Learn how to identify a female glossy black-cockatoo and propagate their favourite food.
Glossies in the Mist is a project that focuses on habitat conservation for glossy black-cockatoos (GBC) in the Great Western Wildlife Corridor (GWWC) – an area between the Blue Mountains and Bungonia. The smallest of the 5 black-cockatoos in Australia, the GBC has a large bulbous bill adapted for processing cones and seeds of she-oaks. Glossies feed almost entirely on the seeds of she-oaks and in the GWWC this is restricted to 2 species of allocasuarina; Black Sheoak and Drooping Sheoak. Glossies are often detected by the clicking of their bills as they feed, and the carpet of she-oak cones (chewings) beneath favoured food trees. Across NSW, GBC are declining due to the reduction of suitable feeding habitat and the loss of large hollow bearing trees for breeding habitat. The Glossies in the Mist project aims to secure the local glossy black-cockatoo population by maintaining critical landscape connectivity. Local landholders are receiving she-oak tubestock for revegetation and incentives to retain existing stands of she-oak and hollow bearing trees on their properties.
To raise the conservation profile of threatened GBCs, the Glossies in the Mist project provided identification training to the Southern Highlands community and invited citizen scientists to submit sightings of GBCs. Glossies in the Mist teamed up with community champions to co-create a photo identification project focusing on cataloguing individual female GBCs using their plumage patterns. This data examines species dynamics and distribution whilst providing an interesting way for the broader community to get involved with GBC conservation. One of the glassy gang, Erna Llenore, will talk about the Flossy project and how it feels to build a momentum in a community achieving amazing outcomes for threatened species.

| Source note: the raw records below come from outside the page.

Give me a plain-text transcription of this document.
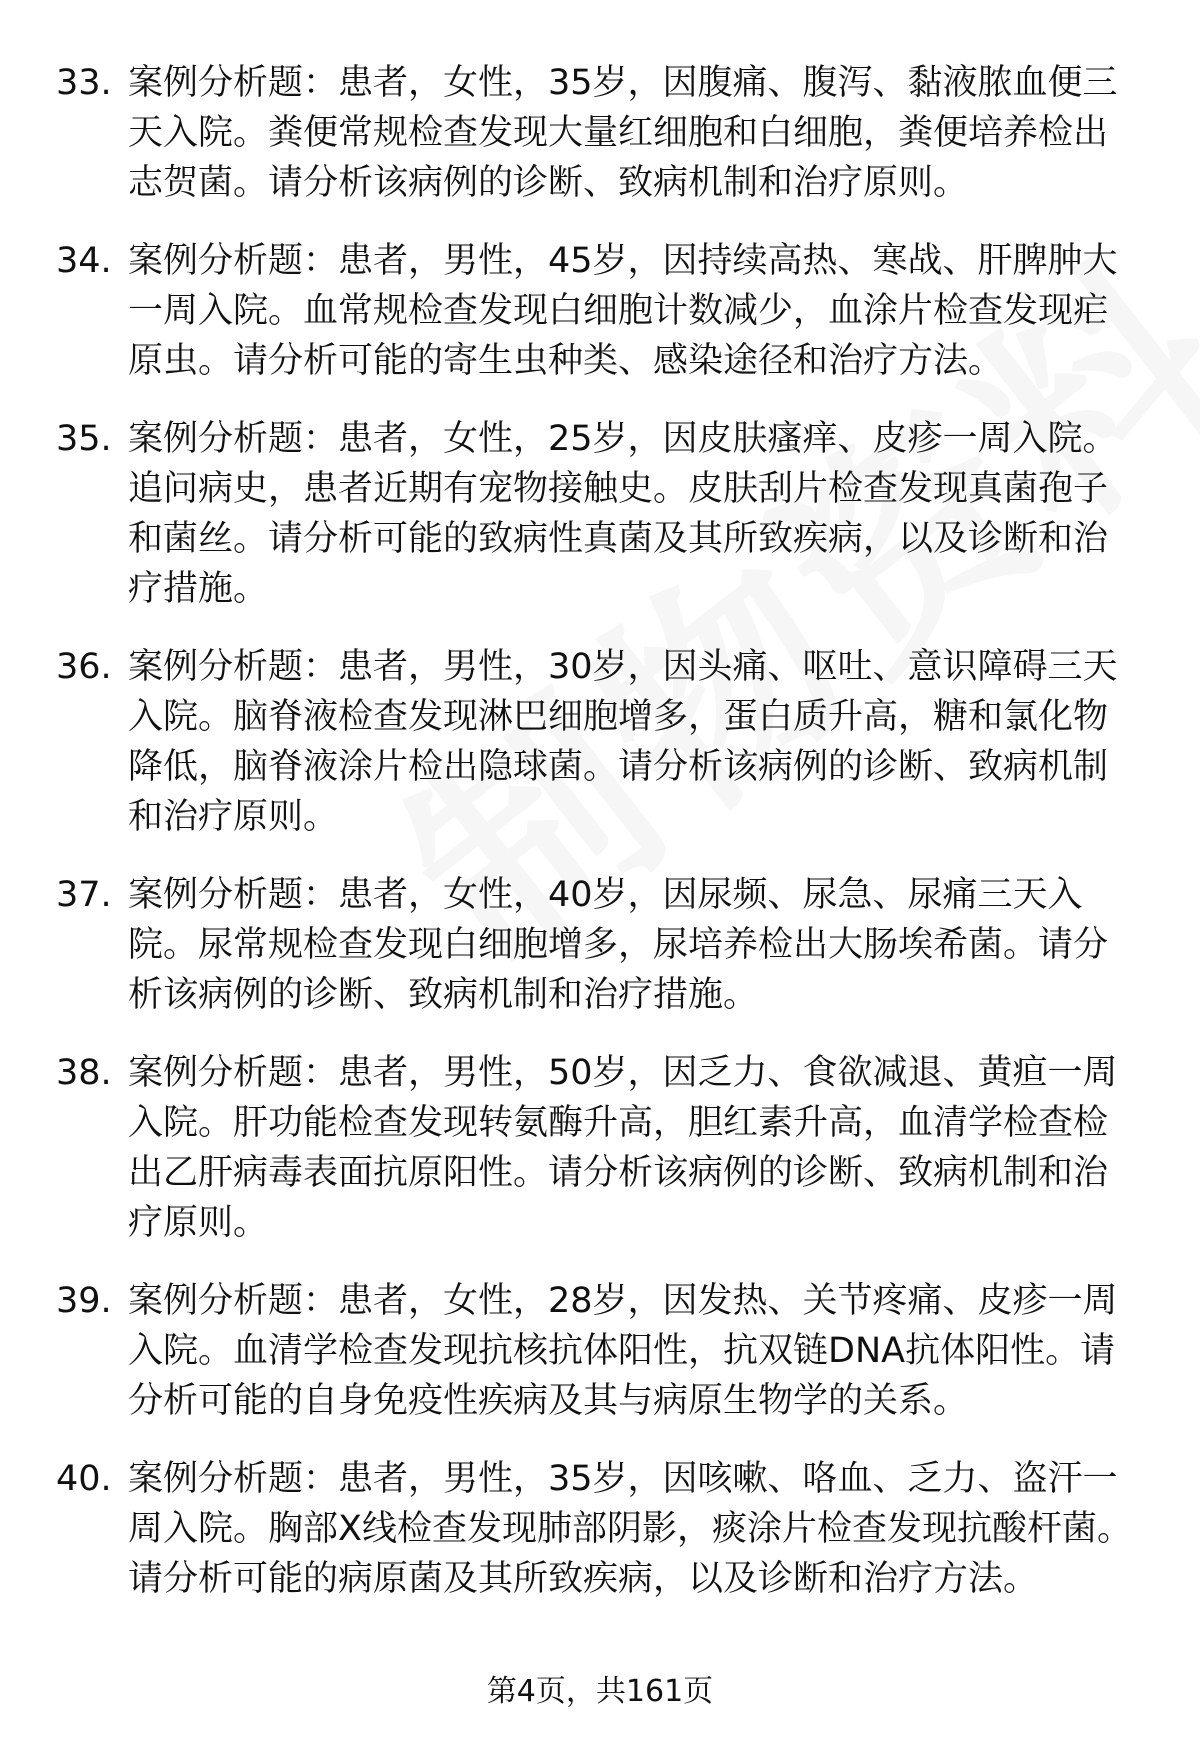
33. 案例分析题：患者，女性，35岁，因腹痛、腹泻、黏液脓血便三天入院。粪便常规检查发现大量红细胞和白细胞，粪便培养检出志贺菌。请分析该病例的诊断、致病机制和治疗原则。
34. 案例分析题：患者，男性，45岁，因持续高热、寒战、肝脾肿大一周入院。血常规检查发现白细胞计数减少，血涂片检查发现疟原虫。请分析可能的寄生虫种类、感染途径和治疗方法。
35. 案例分析题：患者，女性，25岁，因皮肤瘙痒、皮疹一周入院。追问病史，患者近期有宠物接触史。皮肤刮片检查发现真菌孢子和菌丝。请分析可能的致病性真菌及其所致疾病，以及诊断和治疗措施。
36. 案例分析题：患者，男性，30岁，因头痛、呕吐、意识障碍三天入院。脑脊液检查发现淋巴细胞增多，蛋白质升高，糖和氯化物降低，脑脊液涂片检出隐球菌。请分析该病例的诊断、致病机制和治疗原则。
37. 案例分析题：患者，女性，40岁，因尿频、尿急、尿痛三天入院。尿常规检查发现白细胞增多，尿培养检出大肠埃希菌。请分析该病例的诊断、致病机制和治疗措施。
38. 案例分析题：患者，男性，50岁，因乏力、食欲减退、黄疸一周入院。肝功能检查发现转氨酶升高，胆红素升高，血清学检查检出乙肝病毒表面抗原阳性。请分析该病例的诊断、致病机制和治疗原则。
39. 案例分析题：患者，女性，28岁，因发热、关节疼痛、皮疹一周入院。血清学检查发现抗核抗体阳性，抗双链DNA抗体阳性。请分析可能的自身免疫性疾病及其与病原生物学的关系。
40. 案例分析题：患者，男性，35岁，因咳嗽、咯血、乏力、盗汗一周入院。胸部X线检查发现肺部阴影，痰涂片检查发现抗酸杆菌。请分析可能的病原菌及其所致疾病，以及诊断和治疗方法。
第4页，共161页
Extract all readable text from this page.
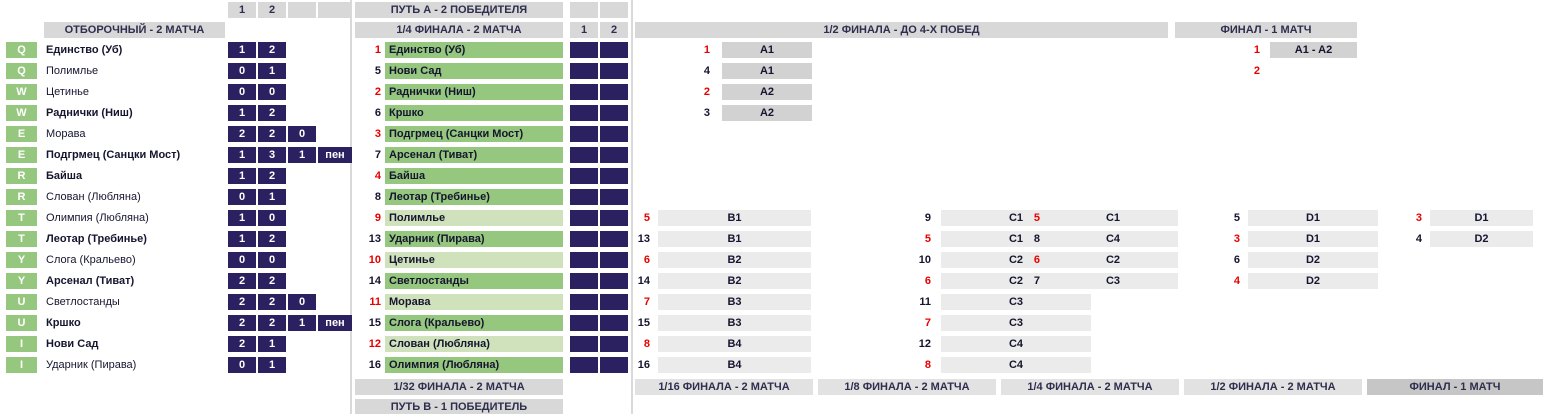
1	2	ПУТЬ А - 2 ПОБЕДИТЕЛЯ
ОТБОРОЧНЫЙ - 2 МАТЧА	1/4 ФИНАЛА - 2 МАТЧА	1	2	1/2 ФИНАЛА - ДО 4-Х ПОБЕД	ФИНАЛ - 1 МАТЧ
Q	Единство (Уб)	1	2
Q	Полимлье	0	1
W	Цетинье	0	0
W	Раднички (Ниш)	1	2
E	Морава	2	2	0
E	Подгрмец (Санцки Мост)	1	3	1	пен
R	Байша	1	2
R	Слован (Любляна)	0	1
T	Олимпия (Любляна)	1	0
T	Леотар (Требинье)	1	2
Y	Слога (Кральево)	0	0
Y	Арсенал (Тиват)	2	2
U	Светлостанды	2	2	0
U	Кршко	2	2	1	пен
I	Нови Сад	2	1
I	Ударник (Пирава)	0	1
1 Единство (Уб)
5 Нови Сад
2 Раднички (Ниш)
6 Кршко
3 Подгрмец (Санцки Мост)
7 Арсенал (Тиват)
4 Байша
8 Леотар (Требинье)
9 Полимлье
13 Ударник (Пирава)
10 Цетинье
14 Светлостанды
11 Морава
15 Слога (Кральево)
12 Слован (Любляна)
16 Олимпия (Любляна)
1	A1
4	A1
2	A2
3	A2
1	A1 - A2
2
5	B1
13	B1
6	B2
14	B2
7	B3
15	B3
8	B4
16	B4
9	C1
5	C1
10	C2
6	C2
11	C3
7	C3
12	C4
8	C4
5	C1
8	C4
6	C2
7	C3
5	D1
3	D1
6	D2
4	D2
3	D1
4	D2
1/32 ФИНАЛА - 2 МАТЧА
ПУТЬ В - 1 ПОБЕДИТЕЛЬ
1/16 ФИНАЛА - 2 МАТЧА	1/8 ФИНАЛА - 2 МАТЧА	1/4 ФИНАЛА - 2 МАТЧА	1/2 ФИНАЛА - 2 МАТЧА	ФИНАЛ - 1 МАТЧ
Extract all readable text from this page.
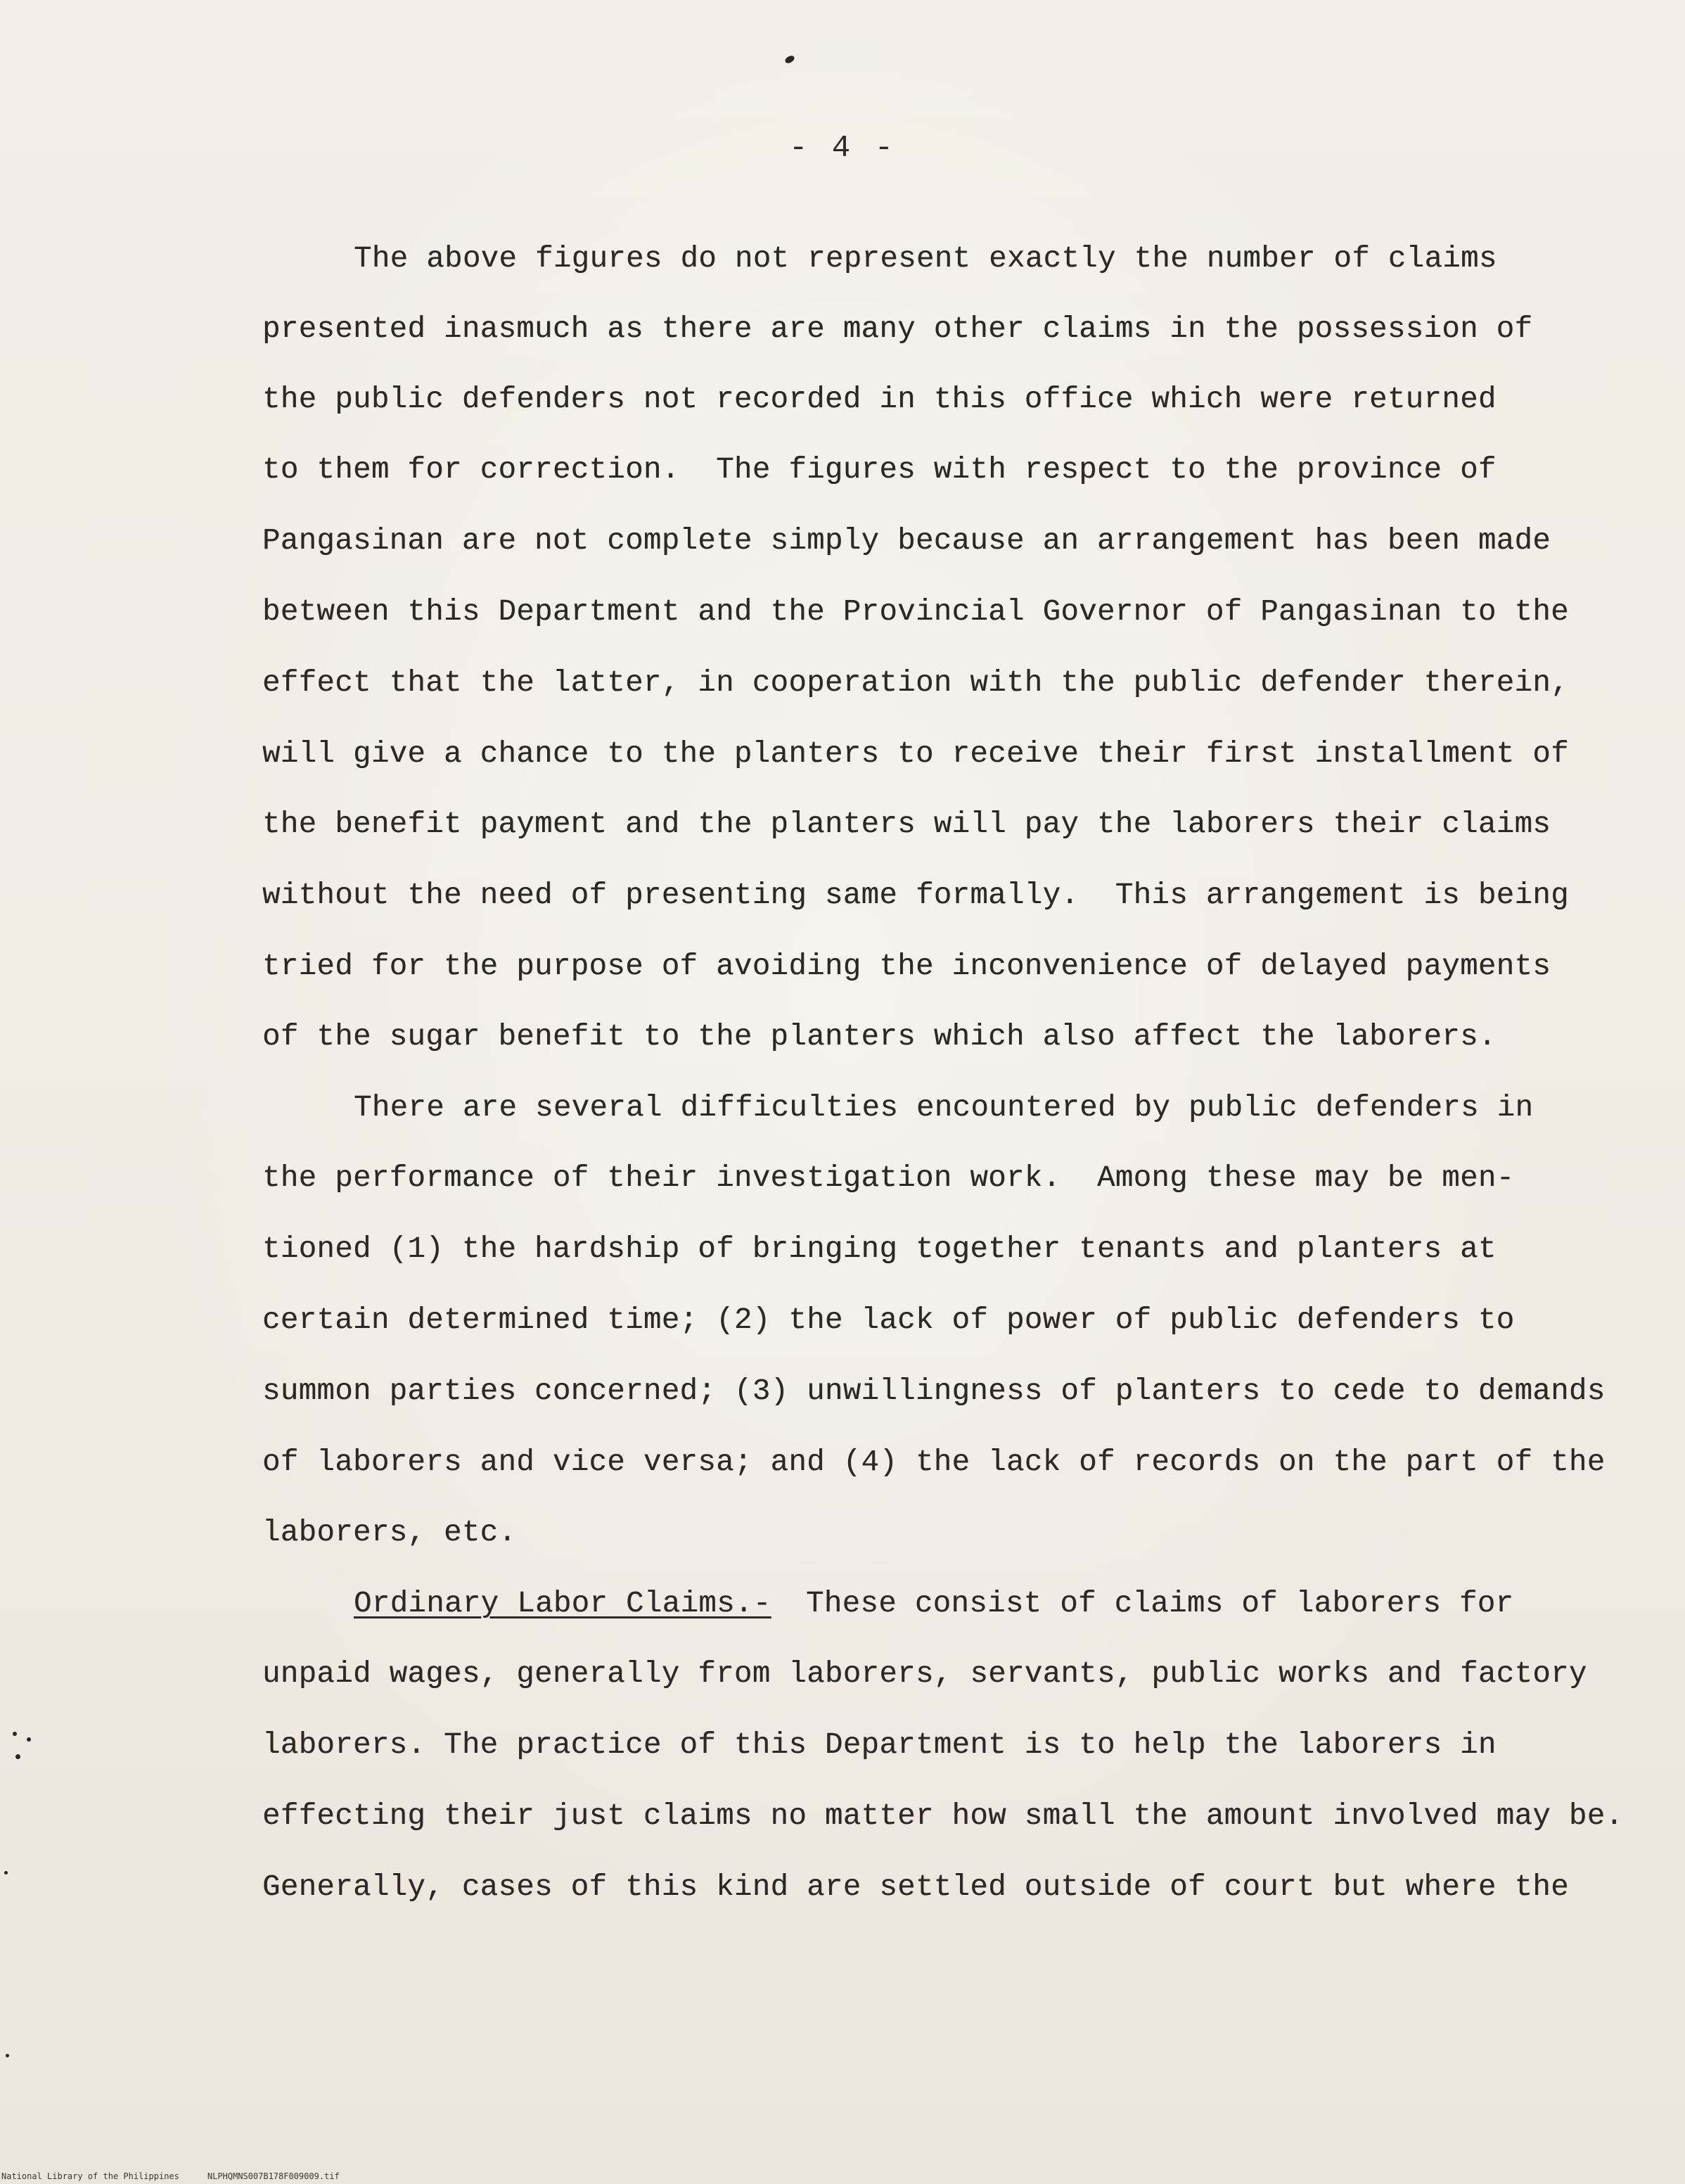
- 4 -
The above figures do not represent exactly the number of claims
presented inasmuch as there are many other claims in the possession of
the public defenders not recorded in this office which were returned
to them for correction.  The figures with respect to the province of
Pangasinan are not complete simply because an arrangement has been made
between this Department and the Provincial Governor of Pangasinan to the
effect that the latter, in cooperation with the public defender therein,
will give a chance to the planters to receive their first installment of
the benefit payment and the planters will pay the laborers their claims
without the need of presenting same formally.  This arrangement is being
tried for the purpose of avoiding the inconvenience of delayed payments
of the sugar benefit to the planters which also affect the laborers.
There are several difficulties encountered by public defenders in
the performance of their investigation work.  Among these may be men-
tioned (1) the hardship of bringing together tenants and planters at
certain determined time; (2) the lack of power of public defenders to
summon parties concerned; (3) unwillingness of planters to cede to demands
of laborers and vice versa; and (4) the lack of records on the part of the
laborers, etc.
Ordinary Labor Claims.- These consist of claims of laborers for
unpaid wages, generally from laborers, servants, public works and factory
laborers. The practice of this Department is to help the laborers in
effecting their just claims no matter how small the amount involved may be.
Generally, cases of this kind are settled outside of court but where the
National Library of the Philippines	NLPHQMNS007B178F009009.tif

The Feed the Birds revegetation project is an extension of the existing Glossies in the Mist project. The aim is to combat the habitat loss and degradation of GBC food sources across the Southern Highlands, particularly after the devastating 2019/20 black summer bushfires. This project aims to restore and enhance habitat for GBCs by planting key Allocasuarina (Sheoak) feeding resources and Eucalypt trees for future potential hollows, as well as a variety of understory species.
In this webinar you’ll also hear from Lloyd Hedges on how the Menai Wildflower group propagate and donate the Allocasuarina that is planted in the Glossies in the Mist project. Contacts within the National Parks and Wildlife service resulted in growing plants for the Georges River National Park, the Royal National Park coastal track, Dharawal National Park and 5 Islands National Park and now the Glossies in the Mist project. Lloyd’s fascination with smoke and the flannels resulted in him collecting the seed of the Pink Flannel Actinotus forsythii and running propagation trials thus bringing the Pink into nurseries. You’ll learn how to grow your own Allocasuarina!